Охотник - страница 5

Шрифт
Интервал


– Да, я сделал это! – вновь уже обнимая пол, сообщаю в пространство. – Но я так сдохну…

Идея сменить упражнение на что-то другое, чтобы дать отдых задействованной сейчас группе мышц, напоролась на строчки «Пресс» и «Приседания», любезно подсвечиваемые системным окошком в воздухе. С одной стороны, я не сомневался, что какое-то число и того, и другого я осилю даже сейчас, но вот будут ли у меня силы после них вернуться к отжиманиям? Реалист во мне говорил, что нет. Как бы ни были мощны в качестве стимула гигантские сколопендры, но я просто отрублюсь, приняв горизонтальное положение после сотни приседаний, исполненных после сотни упражнений на пресс.
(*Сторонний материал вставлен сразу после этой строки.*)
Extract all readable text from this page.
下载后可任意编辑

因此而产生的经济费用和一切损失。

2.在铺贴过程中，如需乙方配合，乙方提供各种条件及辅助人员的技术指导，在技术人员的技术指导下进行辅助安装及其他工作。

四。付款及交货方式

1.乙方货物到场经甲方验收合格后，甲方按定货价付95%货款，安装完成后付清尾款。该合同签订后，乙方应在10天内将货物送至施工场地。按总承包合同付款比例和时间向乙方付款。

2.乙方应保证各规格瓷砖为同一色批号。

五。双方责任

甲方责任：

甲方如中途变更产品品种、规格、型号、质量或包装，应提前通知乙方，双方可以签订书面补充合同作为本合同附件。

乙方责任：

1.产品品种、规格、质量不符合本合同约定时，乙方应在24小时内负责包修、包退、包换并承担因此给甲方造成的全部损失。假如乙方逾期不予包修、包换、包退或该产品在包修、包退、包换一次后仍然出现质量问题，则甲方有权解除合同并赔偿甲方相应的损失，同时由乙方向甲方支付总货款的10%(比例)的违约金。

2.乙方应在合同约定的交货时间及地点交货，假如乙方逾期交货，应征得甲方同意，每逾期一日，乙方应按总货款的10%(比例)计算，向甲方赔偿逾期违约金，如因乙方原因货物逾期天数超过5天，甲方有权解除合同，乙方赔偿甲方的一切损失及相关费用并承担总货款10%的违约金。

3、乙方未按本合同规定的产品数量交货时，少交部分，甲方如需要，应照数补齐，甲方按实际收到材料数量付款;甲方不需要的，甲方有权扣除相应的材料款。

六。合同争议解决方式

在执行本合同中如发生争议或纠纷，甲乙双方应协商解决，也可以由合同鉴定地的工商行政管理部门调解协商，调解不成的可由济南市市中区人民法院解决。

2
Я так-то не был готов поручиться, что не отрублюсь в процессе тех самых упражнений на пресс, когда спина в очередной раз коснётся пола. Так что по одному, потихонечку, с перерывами, но продолжаем. Ох, мамочка, роди меня обратно...

Один час пятьдесят четыре минуты. 1:54. Именно столько мне пришлось убить на отжимания, прежде чем на таймере засветилось вожделенное: [Завершено] и [100/100]. Рук я не чувствовал, горло от непрерывных тяжёлых вдохов словно забило льдом, волосы, футболка и джинсы были насквозь мокрыми от пота. Я уже почти хотел умереть...

Почти… Но не до конца. Жизнь после отдыха цвела в сознании красками Рая, нирваны и вкусом нектара богов. Я хотел этой жизни. Очень хотел. Даже сильнее, чем завалиться на лежак и уснуть. А я до одури хотел завалиться на лежак и уснуть!

Но было нельзя. В задании висели ещё три активные строчки. А за ними маячили добрые оскалы десятков песчаных сколопендр размером с небольшой строительный кран каждая.

Надо было превозмочь и заставить себя продолжить…

Надо…

Но встать на ноги я сейчас не смогу. Вообще без шансов.

Значит… Значит, тихонечко переваливаемся на бочок и… О боги, как хорошо лечь на пол спиной, а не брюхом с мордой...

Глаза закрылись сами, я почувствовал, что впадаю в нирвану от ощущения, как тело потихоньку остывает и пот испаряется с открытой кожи, даря касания сладкой прохлады… Но надо было продолжать — и, сцепив зубы, я бросил верхнюю часть тела вперёд, вытягивая руки, дабы коснуться пальцами носков кроссовок.

Странное дело, но с прессом пошло намного проще. Сознание замерло в каком-то полутрансе, и подходы сменяли один другой, сперва до десятка — очень тяжко, потом до двадцати — уже как-то полегче, тридцать я взял, уже войдя в режим, а когда тридцать девять поднятий корпуса сменились цифрой в четыре десятка, а я всё ещё чувствовал, что могу продолжать и живот вроде тянет, то даже не сразу поверил. Поверил, когда дошёл до шестидесяти. Вот на семи десятках напряжение мышц в пузе начало уже сопровождаться подёргиваниями и реальным принуждением себя к продолжению, но я всё ещё мог себя заставить продолжать, и я продолжал. Соточка уже была близко — оставалось сделать в два с лишним раза меньше, чем я уже смог, и это соображение придавало мне моральных сил. А ещё я чувствовал, что если хоть на миг прерву «амплитуду колебаний» и позволю себя расслабленно откинуться на спину, то уже не согнусь ни через минуту, ни через двадцать. И это тоже мотивировало.